Na última semana, o Diogo foi passar uns dias a casa do Slaine, em Antuérpia. Foram os dois sozinhos, de comboio. É muito bom ver o meu adolescente ganhar asas, conquistar liberdades de gente crescida. Divertiu-se à grande, mas a única coisa que aprendeu a dizer em flamengo foi “bom apetite”. O Vasco aproveitou para recuperar alegremente o seu posto de filho único. Fomos buscar o irmão uns dias depois para começarmos a tratar da viagem. Desta vez, disse-lhe que fazia questão de passar uns dias sozinha com ele. Sem idas para casa de amigos, nem amigos cá em casa.
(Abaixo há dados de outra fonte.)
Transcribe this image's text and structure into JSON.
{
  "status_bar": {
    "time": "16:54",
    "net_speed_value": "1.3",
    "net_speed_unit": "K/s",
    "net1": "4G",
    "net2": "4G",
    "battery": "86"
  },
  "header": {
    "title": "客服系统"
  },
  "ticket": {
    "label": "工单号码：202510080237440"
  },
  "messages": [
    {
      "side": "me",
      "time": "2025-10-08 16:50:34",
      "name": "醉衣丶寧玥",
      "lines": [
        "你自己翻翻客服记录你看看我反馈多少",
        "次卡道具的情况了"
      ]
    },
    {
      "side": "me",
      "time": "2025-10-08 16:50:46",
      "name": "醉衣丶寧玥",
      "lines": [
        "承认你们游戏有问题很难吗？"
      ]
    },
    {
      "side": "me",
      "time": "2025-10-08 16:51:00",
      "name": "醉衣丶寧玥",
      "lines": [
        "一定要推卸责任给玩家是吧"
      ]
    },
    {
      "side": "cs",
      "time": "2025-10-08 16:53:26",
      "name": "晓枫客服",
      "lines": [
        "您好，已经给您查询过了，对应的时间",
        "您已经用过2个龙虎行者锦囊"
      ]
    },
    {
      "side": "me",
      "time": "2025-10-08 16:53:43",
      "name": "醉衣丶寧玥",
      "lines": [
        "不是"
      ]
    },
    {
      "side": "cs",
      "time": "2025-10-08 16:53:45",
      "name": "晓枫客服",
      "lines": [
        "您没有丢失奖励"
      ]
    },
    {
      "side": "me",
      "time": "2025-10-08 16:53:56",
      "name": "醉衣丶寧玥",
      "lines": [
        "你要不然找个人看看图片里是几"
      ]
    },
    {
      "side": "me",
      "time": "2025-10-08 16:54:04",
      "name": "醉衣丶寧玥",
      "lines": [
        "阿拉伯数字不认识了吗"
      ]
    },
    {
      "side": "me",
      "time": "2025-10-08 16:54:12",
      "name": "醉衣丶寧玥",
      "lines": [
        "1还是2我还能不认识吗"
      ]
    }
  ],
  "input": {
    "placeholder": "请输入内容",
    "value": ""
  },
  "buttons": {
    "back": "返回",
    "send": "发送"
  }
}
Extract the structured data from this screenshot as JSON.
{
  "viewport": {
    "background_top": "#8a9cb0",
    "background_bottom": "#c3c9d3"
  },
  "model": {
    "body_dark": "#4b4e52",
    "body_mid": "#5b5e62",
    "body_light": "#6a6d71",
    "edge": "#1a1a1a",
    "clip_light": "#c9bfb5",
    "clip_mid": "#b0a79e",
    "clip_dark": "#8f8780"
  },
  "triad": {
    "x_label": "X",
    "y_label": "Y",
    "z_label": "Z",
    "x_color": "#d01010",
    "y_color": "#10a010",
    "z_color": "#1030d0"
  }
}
Foi difícil, mas consegui. Soube tão bem fazer programas a três com eles. E, quando o pequeno já estava a dormir, aproveitar para ver séries e conversar calmamente com o meu adolescente preferido.

O melhor destas férias foi exactamente isso… as conversas com os meus rapazes. Perceber que gosto muito da companhia deles, de estar com eles, de falar com eles. Saber o que lhes passa pela cabeça, o que pensam sobre vários assuntos. Uns mais filosóficos, outros mais terra-a-terra. Independentemente de serem meus filhos, é importante para mim ver que os aprecio como pessoas. Gosto mesmo destes dois, têm um sentido de humor truculento que eu adoro.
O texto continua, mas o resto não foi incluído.